Todo alrededor era hermoso, clásico y vivo. Había un equilibrio perfecto entre la vegetación cuidada, las flores trepadoras que colgaban de las paredes, las luces tenues que empezaban a encenderse y el ambiente cálido de una reunión familiar auténtica.
Y por eso mismo, mi corazón decidió instalarse en mi garganta.
En cuanto nos vieron, todos se levantaron al unísono, saludando a Valentín con entusiasmo y una avalancha de abrazos, besos y exclamaciones.
—¡Amore! ¡Finalmente! —dijo una voz femenina—. ¡Pensábamos que ya no venías!
Sintiendo que estaba completamente fuera de lugar, me quedé un paso atrás, con el regalo apretado contra mi pecho como si fuera un escudo.
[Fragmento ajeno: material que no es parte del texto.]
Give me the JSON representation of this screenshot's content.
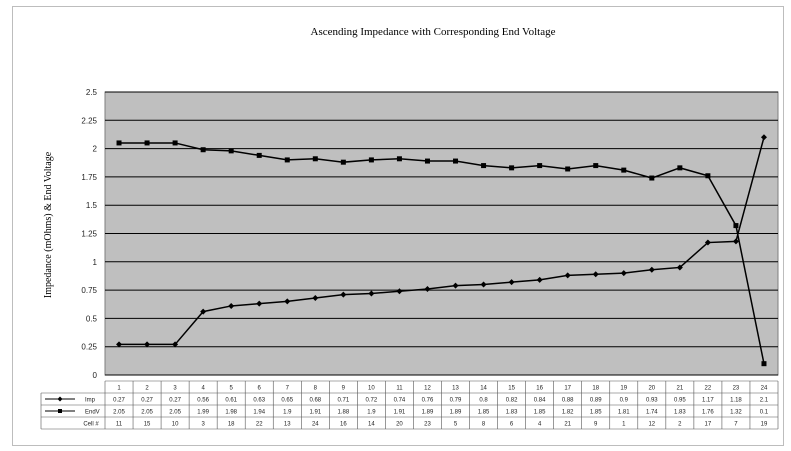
{
  "chart_data": {
    "type": "line",
    "title": "Ascending Impedance with Corresponding End Voltage",
    "ylabel": "Impedance (mOhms) & End Voltage",
    "xlabel": "",
    "ylim": [
      0,
      2.5
    ],
    "yticks": [
      0,
      0.25,
      0.5,
      0.75,
      1,
      1.25,
      1.5,
      1.75,
      2,
      2.25,
      2.5
    ],
    "ytick_labels": [
      "0",
      "0.25",
      "0.5",
      "0.75",
      "1",
      "1.25",
      "1.5",
      "1.75",
      "2",
      "2.25",
      "2.5"
    ],
    "grid": true,
    "categories": [
      "1",
      "2",
      "3",
      "4",
      "5",
      "6",
      "7",
      "8",
      "9",
      "10",
      "11",
      "12",
      "13",
      "14",
      "15",
      "16",
      "17",
      "18",
      "19",
      "20",
      "21",
      "22",
      "23",
      "24"
    ],
    "series": [
      {
        "name": "Imp",
        "marker": "diamond",
        "values": [
          0.27,
          0.27,
          0.27,
          0.56,
          0.61,
          0.63,
          0.65,
          0.68,
          0.71,
          0.72,
          0.74,
          0.76,
          0.79,
          0.8,
          0.82,
          0.84,
          0.88,
          0.89,
          0.9,
          0.93,
          0.95,
          1.17,
          1.18,
          2.1
        ]
      },
      {
        "name": "EndV",
        "marker": "square",
        "values": [
          2.05,
          2.05,
          2.05,
          1.99,
          1.98,
          1.94,
          1.9,
          1.91,
          1.88,
          1.9,
          1.91,
          1.89,
          1.89,
          1.85,
          1.83,
          1.85,
          1.82,
          1.85,
          1.81,
          1.74,
          1.83,
          1.76,
          1.32,
          0.1
        ]
      }
    ],
    "table": {
      "row_labels": [
        "Imp",
        "EndV",
        "Cell #"
      ],
      "rows": [
        [
          "0.27",
          "0.27",
          "0.27",
          "0.56",
          "0.61",
          "0.63",
          "0.65",
          "0.68",
          "0.71",
          "0.72",
          "0.74",
          "0.76",
          "0.79",
          "0.8",
          "0.82",
          "0.84",
          "0.88",
          "0.89",
          "0.9",
          "0.93",
          "0.95",
          "1.17",
          "1.18",
          "2.1"
        ],
        [
          "2.05",
          "2.05",
          "2.05",
          "1.99",
          "1.98",
          "1.94",
          "1.9",
          "1.91",
          "1.88",
          "1.9",
          "1.91",
          "1.89",
          "1.89",
          "1.85",
          "1.83",
          "1.85",
          "1.82",
          "1.85",
          "1.81",
          "1.74",
          "1.83",
          "1.76",
          "1.32",
          "0.1"
        ],
        [
          "11",
          "15",
          "10",
          "3",
          "18",
          "22",
          "13",
          "24",
          "16",
          "14",
          "20",
          "23",
          "5",
          "8",
          "6",
          "4",
          "21",
          "9",
          "1",
          "12",
          "2",
          "17",
          "7",
          "19"
        ]
      ]
    },
    "colors": {
      "plot_bg": "#bfbfbf",
      "line": "#000000",
      "grid": "#000000"
    }
  }
}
Mis pies estaban clavados al suelo y mi cerebro ya empezaba a planificar rutas de escape. Si alguien ponía música de fondo, probablemente sonaría una banda sonora de acción con helicópteros y explosiones lentas.
Y justo cuando estaba a punto de ejecutar mentalmente mi huida heroica, Valentín hizo lo que mejor sabía hacer: arruinar cualquier intento de pasar desapercibida.
Me tomó del brazo con firmeza, me colocó a su lado y, sin previo aviso, me rodeó los hombros. Luego, con un sonoro “muack”, me besó la mejilla, un beso que resonó como un disparo en medio del jardín.
Y antes de que pudiera reaccionar, levantó la voz con orgullo exagerado:
—¡Les presento a Calista, mi novia!
Yo fruncí el ceño, mirándolo de reojo.
¿Era realmente necesario gritarlo como si estuviera anunciando al ganador del mundial?
Pero antes de que pudiera protestar, ya estaba siendo arrastrada al torbellino de presentaciones. Comenzó a nombrar a cada uno como si fuera un guía turístico en plena temporada alta.
—Empecemos por aquí. Este es mi padre, Marcelo.
El hombre que se adelantó era alto y delgado, con el cabello entre canoso y los ojos tranquilos de quien ha aprendido a escuchar más de lo que habla. Me recibió con una sonrisa tranquila, cálida, como si ya me conociera de antes. Estrechó mi mano con suavidad, y sentí que, si de él dependiera, ya tenía la aprobación familiar ganada.
Pero entonces llegó el verdadero examen.